The study will be used by a joint committee of the American Meteorological Society and the American Society of Civil Engineers, which is working to improve tornado wind speed estimates made by the National Weather Service. Engineers need to understand the true power of tornadoes to erect buildings that can stand up to them, so weather experts are looking to refine the Enhanced Fujita scale and begin issuing wind-speed estimates using radar and other tools, said Jim LaDue, a National Weather Service meteorologist and co-chair of the joint committee, which includes Kosiba and Wurman.

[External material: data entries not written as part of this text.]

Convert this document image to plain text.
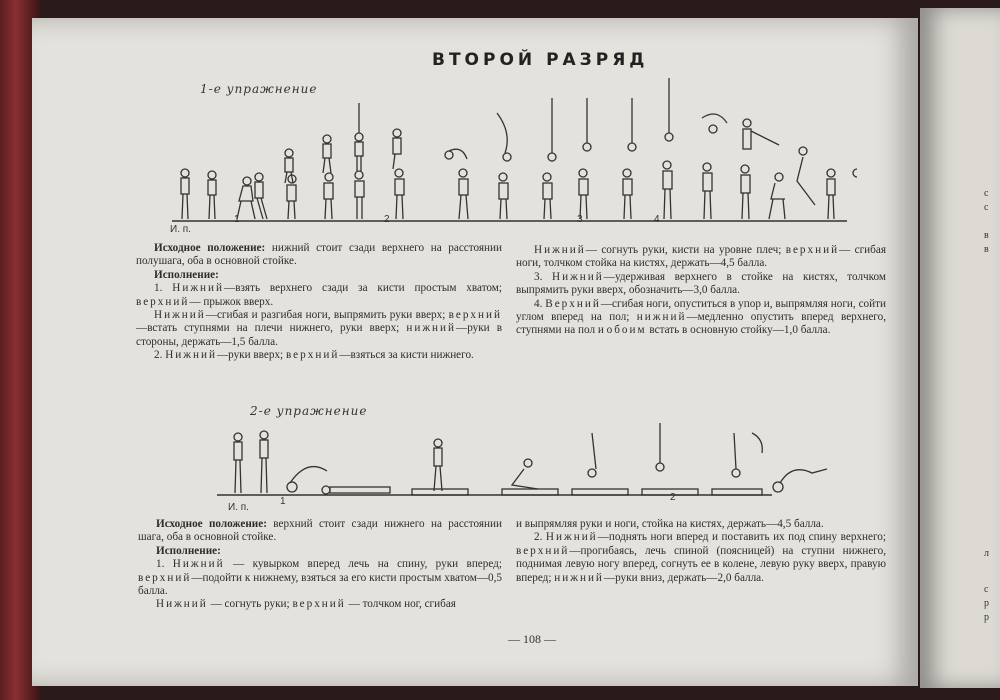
ВТОРОЙ РАЗРЯД
1-е упражнение
1	2	3	4
И. п.

Исходное положение: нижний стоит сзади верхнего на расстоянии полушага, оба в основной стойке.

Исполнение:

1. Нижний—взять верхнего сзади за кисти простым хватом; верхний— прыжок вверх.

Нижний—сгибая и разгибая ноги, выпрямить руки вверх; верхний—встать ступнями на плечи нижнего, руки вверх; нижний—руки в стороны, держать—1,5 балла.

2. Нижний—руки вверх; верхний—взяться за кисти нижнего.

Нижний— согнуть руки, кисти на уровне плеч; верхний— сгибая ноги, толчком стойка на кистях, держать—4,5 балла.

3. Нижний—удерживая верхнего в стойке на кистях, толчком выпрямить руки вверх, обозначить—3,0 балла.

4. Верхний—сгибая ноги, опуститься в упор и, выпрямляя ноги, сойти углом вперед на пол; нижний—медленно опустить вперед верхнего, ступнями на пол и обоим встать в основную стойку—1,0 балла.

2-е упражнение
1	2
И. п.

Исходное положение: верхний стоит сзади нижнего на расстоянии шага, оба в основной стойке.

Исполнение:

1. Нижний — кувырком вперед лечь на спину, руки вперед; верхний—подойти к нижнему, взяться за его кисти простым хватом—0,5 балла.

Нижний — согнуть руки; верхний — толчком ног, сгибая

и выпрямляя руки и ноги, стойка на кистях, держать—4,5 балла.

2. Нижний—поднять ноги вперед и поставить их под спину верхнего; верхний—прогибаясь, лечь спиной (поясницей) на ступни нижнего, поднимая левую ногу вперед, согнуть ее в колене, левую руку вверх, правую вперед; нижний—руки вниз, держать—2,0 балла.

— 108 —
с
с
в
в
л
с
р
р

This new paper adds to a growing body of work showing that damage-based ratings tend to be more accurate when tornadoes run into more trees and sturdy buildings, LaDue said.
“It all fits this narratives that we’re just not capturing the strengths of tornadoes in rural areas,” he said. “We’re seeing multiple lines of evidence about the underrating problem.”
He said that future research should compare different methods of gauging wind speed to produce a more accurate picture of tornado intensity. The results could prove crucial to producing more tornado-resistant homes.
“This is where I think Josh and Karen’s work is really critical,” LaDue said. “They’ve really connected with the engineering community and through their data, the engineering community can help clarify their tornado models to evaluate building resistance and then try to come up with improved designs.”